Published Friday, Sept. 20, 2013 | 6:20 p.m.
Updated Friday, Sept. 20, 2013 | 9 p.m.
NEW YORK — M.I.A. said she's been subjected to a year and a half of legal harassment by the NFL since she extended a middle finger while performing alongside Madonna at the Super Bowl XLVI halftime show in 2012.
About a month after the Super Bowl, the NFL took action with the American Arbitration Association, demanding $1.5 million from M.I.A. for breaching her performance contract and tarnishing the league's reputation, according to documents obtained by the Hollywood Reporter and detailed in a story Friday (http://bit.ly/18dYSLL).
Last week the league pushed for a resolution, asking she be deemed liable on summary judgment before going to trial.
The 38-year-old British-Sri Lankan singer was performing the song "Give Me All Your Luvin'" when she gave the audience and cameras the finger, and despite a brief delay NBC's censors were unable to stop it from reaching a TV audience of more than 100 million.
Though many viewers failed to notice it, pictures and commentary about the finger spread on social media and sparked a minor furor.
Both the NFL and NBC issued apologies, and M.I.A. apologized to Madonna, who called the gesture overly negative for what was a positive night.
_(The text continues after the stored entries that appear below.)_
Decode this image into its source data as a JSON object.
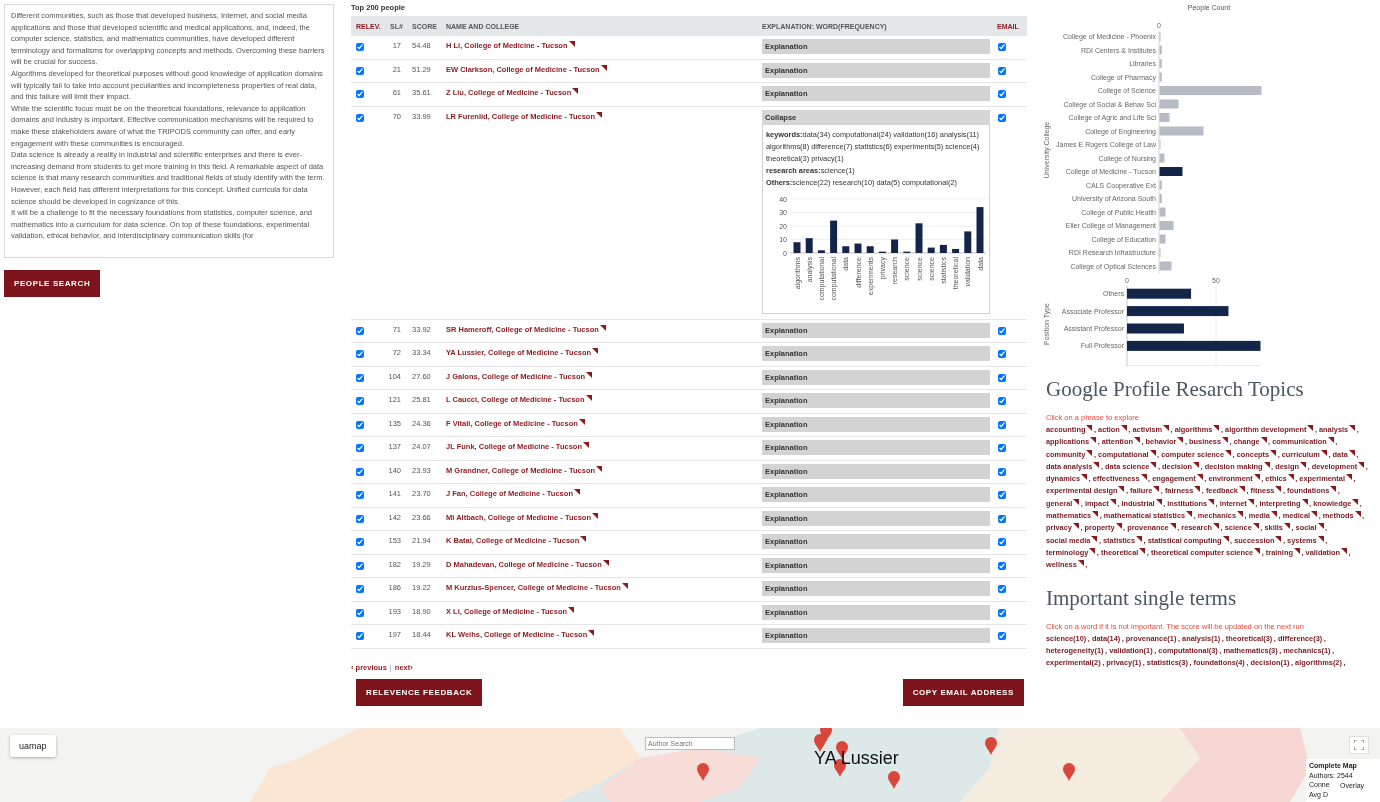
{
  "query": {
    "paragraphs": [
      "Different communities, such as those that developed business, Internet, and social media applications and those that developed scientific and medical applications, and, indeed, the computer science, statistics, and mathematics communities, have developed different terminology and formalisms for overlapping concepts and methods. Overcoming these barriers will be crucial for success.",
      "Algorithms developed for theoretical purposes without good knowledge of application domains will typically fail to take into account peculiarities and incompleteness properties of real data, and this failure will limit their impact.",
      "While the scientific focus must be on the theoretical foundations, relevance to application domains and industry is important. Effective communication mechanisms will be required to make these stakeholders aware of what the TRIPODS community can offer, and early engagement with these communities is encouraged.",
      "Data science is already a reality in industrial and scientific enterprises and there is ever-increasing demand from students to get more training in this field. A remarkable aspect of data science is that many research communities and traditional fields of study identify with the term. However, each field has different interpretations for this concept. Unified curricula for data science should be developed in cognizance of this.",
      "It will be a challenge to fit the necessary foundations from statistics, computer science, and mathematics into a curriculum for data science. On top of these foundations, experimental validation, ethical behavior, and interdisciplinary communication skills (for"
    ]
  },
  "search_button": "PEOPLE SEARCH",
  "people": {
    "title": "Top 200 people",
    "columns": [
      {
        "label": "RELEV.",
        "accent": true
      },
      {
        "label": "SL#",
        "accent": false
      },
      {
        "label": "SCORE",
        "accent": false
      },
      {
        "label": "NAME AND COLLEGE",
        "accent": false
      },
      {
        "label": "EXPLANATION: WORD(FREQUENCY)",
        "accent": false
      },
      {
        "label": "EMAIL",
        "accent": true
      }
    ],
    "rows": [
      {
        "relevant": true,
        "sl": "17",
        "score": "54.48",
        "name": "H Li, College of Medicine - Tucson",
        "explanation": "Explanation",
        "expanded": false,
        "email": true
      },
      {
        "relevant": true,
        "sl": "21",
        "score": "51.29",
        "name": "EW Clarkson, College of Medicine - Tucson",
        "explanation": "Explanation",
        "expanded": false,
        "email": true
      },
      {
        "relevant": true,
        "sl": "61",
        "score": "35.61",
        "name": "Z Liu, College of Medicine - Tucson",
        "explanation": "Explanation",
        "expanded": false,
        "email": true
      },
      {
        "relevant": true,
        "sl": "70",
        "score": "33.99",
        "name": "LR Furenlid, College of Medicine - Tucson",
        "explanation": "Collapse",
        "expanded": true,
        "email": true,
        "details": {
          "lines": [
            "**keywords:**data(34) computational(24) validation(16) analysis(11) algorithms(8) difference(7) statistics(6) experiments(5) science(4) theoretical(3) privacy(1)",
            "**research areas:**science(1)",
            "**Others:**science(22) research(10) data(5) computational(2)"
          ],
          "chart_data": {
            "type": "bar",
            "categories": [
              "algorithms",
              "analysis",
              "computational",
              "computational",
              "data",
              "difference",
              "experiments",
              "privacy",
              "research",
              "science",
              "science",
              "science",
              "statistics",
              "theoretical",
              "validation",
              "data"
            ],
            "values": [
              8,
              11,
              2,
              24,
              5,
              7,
              5,
              1,
              10,
              1,
              22,
              4,
              6,
              3,
              16,
              34
            ],
            "ylim": [
              0,
              40
            ],
            "yticks": [
              0,
              10,
              20,
              30,
              40
            ],
            "grid": true
          }
        }
      },
      {
        "relevant": true,
        "sl": "71",
        "score": "33.92",
        "name": "SR Hameroff, College of Medicine - Tucson",
        "explanation": "Explanation",
        "expanded": false,
        "email": true
      },
      {
        "relevant": true,
        "sl": "72",
        "score": "33.34",
        "name": "YA Lussier, College of Medicine - Tucson",
        "explanation": "Explanation",
        "expanded": false,
        "email": true
      },
      {
        "relevant": true,
        "sl": "104",
        "score": "27.60",
        "name": "J Galons, College of Medicine - Tucson",
        "explanation": "Explanation",
        "expanded": false,
        "email": true
      },
      {
        "relevant": true,
        "sl": "121",
        "score": "25.81",
        "name": "L Caucci, College of Medicine - Tucson",
        "explanation": "Explanation",
        "expanded": false,
        "email": true
      },
      {
        "relevant": true,
        "sl": "135",
        "score": "24.36",
        "name": "F Vitali, College of Medicine - Tucson",
        "explanation": "Explanation",
        "expanded": false,
        "email": true
      },
      {
        "relevant": true,
        "sl": "137",
        "score": "24.07",
        "name": "JL Funk, College of Medicine - Tucson",
        "explanation": "Explanation",
        "expanded": false,
        "email": true
      },
      {
        "relevant": true,
        "sl": "140",
        "score": "23.93",
        "name": "M Grandner, College of Medicine - Tucson",
        "explanation": "Explanation",
        "expanded": false,
        "email": true
      },
      {
        "relevant": true,
        "sl": "141",
        "score": "23.70",
        "name": "J Fan, College of Medicine - Tucson",
        "explanation": "Explanation",
        "expanded": false,
        "email": true
      },
      {
        "relevant": true,
        "sl": "142",
        "score": "23.66",
        "name": "MI Altbach, College of Medicine - Tucson",
        "explanation": "Explanation",
        "expanded": false,
        "email": true
      },
      {
        "relevant": true,
        "sl": "153",
        "score": "21.94",
        "name": "K Batai, College of Medicine - Tucson",
        "explanation": "Explanation",
        "expanded": false,
        "email": true
      },
      {
        "relevant": true,
        "sl": "182",
        "score": "19.29",
        "name": "D Mahadevan, College of Medicine - Tucson",
        "explanation": "Explanation",
        "expanded": false,
        "email": true
      },
      {
        "relevant": true,
        "sl": "186",
        "score": "19.22",
        "name": "M Kurzius-Spencer, College of Medicine - Tucson",
        "explanation": "Explanation",
        "expanded": false,
        "email": true
      },
      {
        "relevant": true,
        "sl": "193",
        "score": "18.90",
        "name": "X Li, College of Medicine - Tucson",
        "explanation": "Explanation",
        "expanded": false,
        "email": true
      },
      {
        "relevant": true,
        "sl": "197",
        "score": "18.44",
        "name": "KL Weihs, College of Medicine - Tucson",
        "explanation": "Explanation",
        "expanded": false,
        "email": true
      }
    ],
    "pagination": {
      "previous": "‹ previous",
      "separator": "|",
      "next": "next›"
    },
    "actions": [
      "RELEVENCE FEEDBACK",
      "COPY EMAIL ADDRESS"
    ]
  },
  "college_chart": {
    "title": "People Count",
    "axis_label": "University College",
    "tick": "0",
    "bars": [
      {
        "label": "College of Medicine - Phoenix",
        "selected": false
      },
      {
        "label": "RDI Centers & Institutes",
        "selected": false
      },
      {
        "label": "Libraries",
        "selected": false
      },
      {
        "label": "College of Pharmacy",
        "selected": false
      },
      {
        "label": "College of Science",
        "selected": false
      },
      {
        "label": "College of Social & Behav Sci",
        "selected": false
      },
      {
        "label": "College of Agric and Life Sci",
        "selected": false
      },
      {
        "label": "College of Engineering",
        "selected": false
      },
      {
        "label": "James E Rogers College of Law",
        "selected": false
      },
      {
        "label": "College of Nursing",
        "selected": false
      },
      {
        "label": "College of Medicine - Tucson",
        "selected": true
      },
      {
        "label": "CALS Cooperative Ext",
        "selected": false
      },
      {
        "label": "University of Arizona South",
        "selected": false
      },
      {
        "label": "College of Public Health",
        "selected": false
      },
      {
        "label": "Eller College of Management",
        "selected": false
      },
      {
        "label": "College of Education",
        "selected": false
      },
      {
        "label": "RDI Research Infrastructure",
        "selected": false
      },
      {
        "label": "College of Optical Sciences",
        "selected": false
      }
    ]
  },
  "position_chart": {
    "chart_data": {
      "type": "bar",
      "orientation": "horizontal",
      "ylabel": "Position Type",
      "categories": [
        "Others",
        "Associate Professor",
        "Assistant Professor",
        "Full Professor"
      ],
      "values": [
        36,
        57,
        32,
        75
      ],
      "xlim": [
        0,
        75
      ],
      "xticks": [
        0,
        50
      ]
    }
  },
  "topics": {
    "heading": "Google Profile Resarch Topics",
    "hint": "Click on a phrase to explore",
    "separator": ",",
    "items": [
      "accounting",
      "action",
      "activism",
      "algorithms",
      "algorithm development",
      "analysis",
      "applications",
      "attention",
      "behavior",
      "business",
      "change",
      "communication",
      "community",
      "computational",
      "computer science",
      "concepts",
      "curriculum",
      "data",
      "data analysis",
      "data science",
      "decision",
      "decision making",
      "design",
      "development",
      "dynamics",
      "effectiveness",
      "engagement",
      "environment",
      "ethics",
      "experimental",
      "experimental design",
      "failure",
      "fairness",
      "feedback",
      "fitness",
      "foundations",
      "general",
      "impact",
      "industrial",
      "institutions",
      "internet",
      "interpreting",
      "knowledge",
      "mathematics",
      "mathematical statistics",
      "mechanics",
      "media",
      "medical",
      "methods",
      "privacy",
      "property",
      "provenance",
      "research",
      "science",
      "skills",
      "social",
      "social media",
      "statistics",
      "statistical computing",
      "succession",
      "systems",
      "terminology",
      "theoretical",
      "theoretical computer science",
      "training",
      "validation",
      "wellness"
    ]
  },
  "terms": {
    "heading": "Important single terms",
    "hint": "Click on a word if it is not important. The score will be updated on the next run",
    "separator": ",",
    "items": [
      "science(10)",
      "data(14)",
      "provenance(1)",
      "analysis(1)",
      "theoretical(3)",
      "difference(3)",
      "heterogeneity(1)",
      "validation(1)",
      "computational(3)",
      "mathematics(3)",
      "mechanics(1)",
      "experimental(2)",
      "privacy(1)",
      "statistics(3)",
      "foundations(4)",
      "decision(1)",
      "algorithms(2)"
    ]
  },
  "map": {
    "button": "uamap",
    "search_placeholder": "Author Search",
    "label": "YA Lussier",
    "info": {
      "title": "Complete Map",
      "lines": [
        "Authors: 2544",
        "Conne",
        "Avg D"
      ]
    },
    "overlay": "Overlay"
  }
}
The NFL's legal filing said it was an "offensive gesture" made "in flagrant disregard for the values that form the cornerstone of the NFL brand and the Super Bowl."
M.I.A. had been quiet about the legal wrangling that followed, but her attorney Howard King told the Hollywood Reporter she now plans to speak out against the league and its "ridiculous" actions.
"Of course, the NFL's claimed reputation for wholesomeness is hilarious," King said, "in light of the weekly felonies committed by its stars, the bounties placed by coaches on opposing players, the homophobic and racist comments uttered by its players, the complete disregard for the health of players and the premature deaths that have resulted from same, and the raping of public entities ready to sacrifice public funds to attract teams."
The NFL had no comment beyond saying in an emailed statement that its lawyers are handling the issue and any money it's awarded would be given to charity.